“Can Pre-Trained Language Models Be Used to Resolve Textual and Semantic Merge Conflicts?”, Jialu Zhang, Todd Mytkowicz, Mike Kaufman, Ruzica Piskac, Shuvendu K. Lahiri2021-11-23 (, ; similar)⁠:

Program merging is standard practice when developers integrate their individual changes to a common code base. When the merge algorithm fails, this is called a merge conflict. The conflict either manifests in textual merge conflicts where the merge fails to produce code, or semantic merge conflicts where the merged code results in compiler or test breaks. Resolving these conflicts for large code projects is expensive because it requires developers to manually identify the sources of conflict and correct them.

In this paper, we explore the feasibility of automatically repairing merge conflicts (both textual and semantic) using k-shot learning with large neural language models (LM) such asGPT-3 [but not Codex/Copilot, or finetuned GPT-3]. One of the challenges in leveraging such language models is to fit the examples and the queries within a small prompt (2,048 tokens). We evaluate LMs and k-shot learning for 2 broad applications: (1) textual and semantic merge conflicts for a divergent fork Microsoft Edge, and (2) textual merge conflicts for a large number of JavaScript projects in GitHub.

Our results are mixed: one one-hand, LMs provide the state-of-the-art (SOTA) performance on semantic merge conflict resolution for Edge compared to earlier symbolic approaches; on the other hand, LMs do not yet obviate the benefits of fine-tuning neural models (when sufficient data is available) or the design of special purpose domain-specific languages (DSL) for restricted patterns for program synthesis.

Figure 8: Accuracy Comparison for Gmerge on Resolving Semantic Merge Conflicts

…The evaluation shows that having a shot as the input to the language model substantially improves the results in all prompt structures. This meets our predictions because having a shot not only clearly pinpoints the current task to the model but also provides an example of what is the expected output from the model. Moreover, the evaluation shows that providing more conflicts related code changes as the context improves the accuracy of the model. It further shows that with the heuristics, Gmerge achieved the highest accuracy of 64.6%.

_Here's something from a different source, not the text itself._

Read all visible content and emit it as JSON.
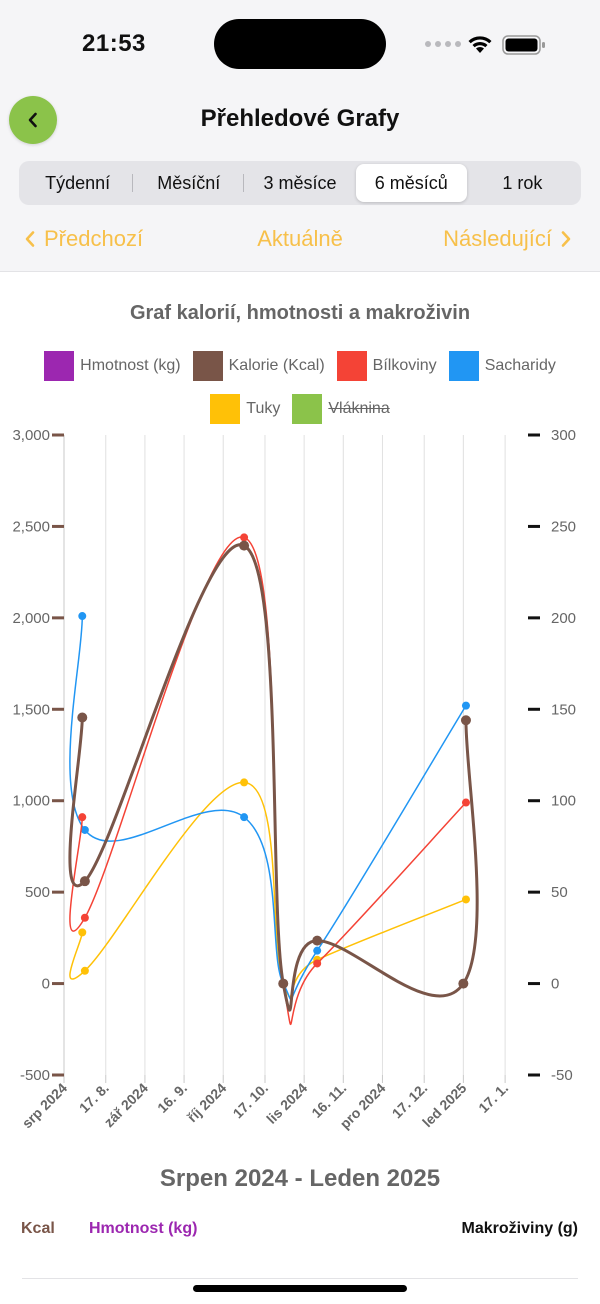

GPT-3 and GPT-J each output one resolution at one model trial. In our experiment, we repeatedly query GPT-3, and if the resolution is produced in any of the trials, we mark the merge conflict as “resolved”. We evaluated how the number of trials affect the model accuracy. Figure 8 shows that the overall accuracy of GPT-3 and GPT-J both increased with the number of model trials For example, for GPT-3, 10 independent trials achieves the accuracy of 64.6% in contrast to the accuracy of 37.2% with only one trial. Compared to the GPT-3 model, we only observed a modest accuracy gain in the GPT-J model. StringMerge and Transformation.Text have no accuracy gain because they produce a deterministic result in every run.

Are larger language models more accurate than smaller ones? One benefit of Gmerge is that its k-shot approach does not require expensive task specific fine-tuning. Thus, Gmerge can benefit from large scale language autoregressive models. In this section, we demonstrate that the size of the model has a substantial impact on Gmerge’s task specific accuracy. Figure 8 shows that the overall accuracy of GPT-3 increased more sharply than GPT-J with the increase of model queries. ~30% of the additional merge conflicts are resolved if we query the GPT-3 model multiple times. In contrast, for GPT-J, only 5% of the additional merge conflicts can be resolved in this setting.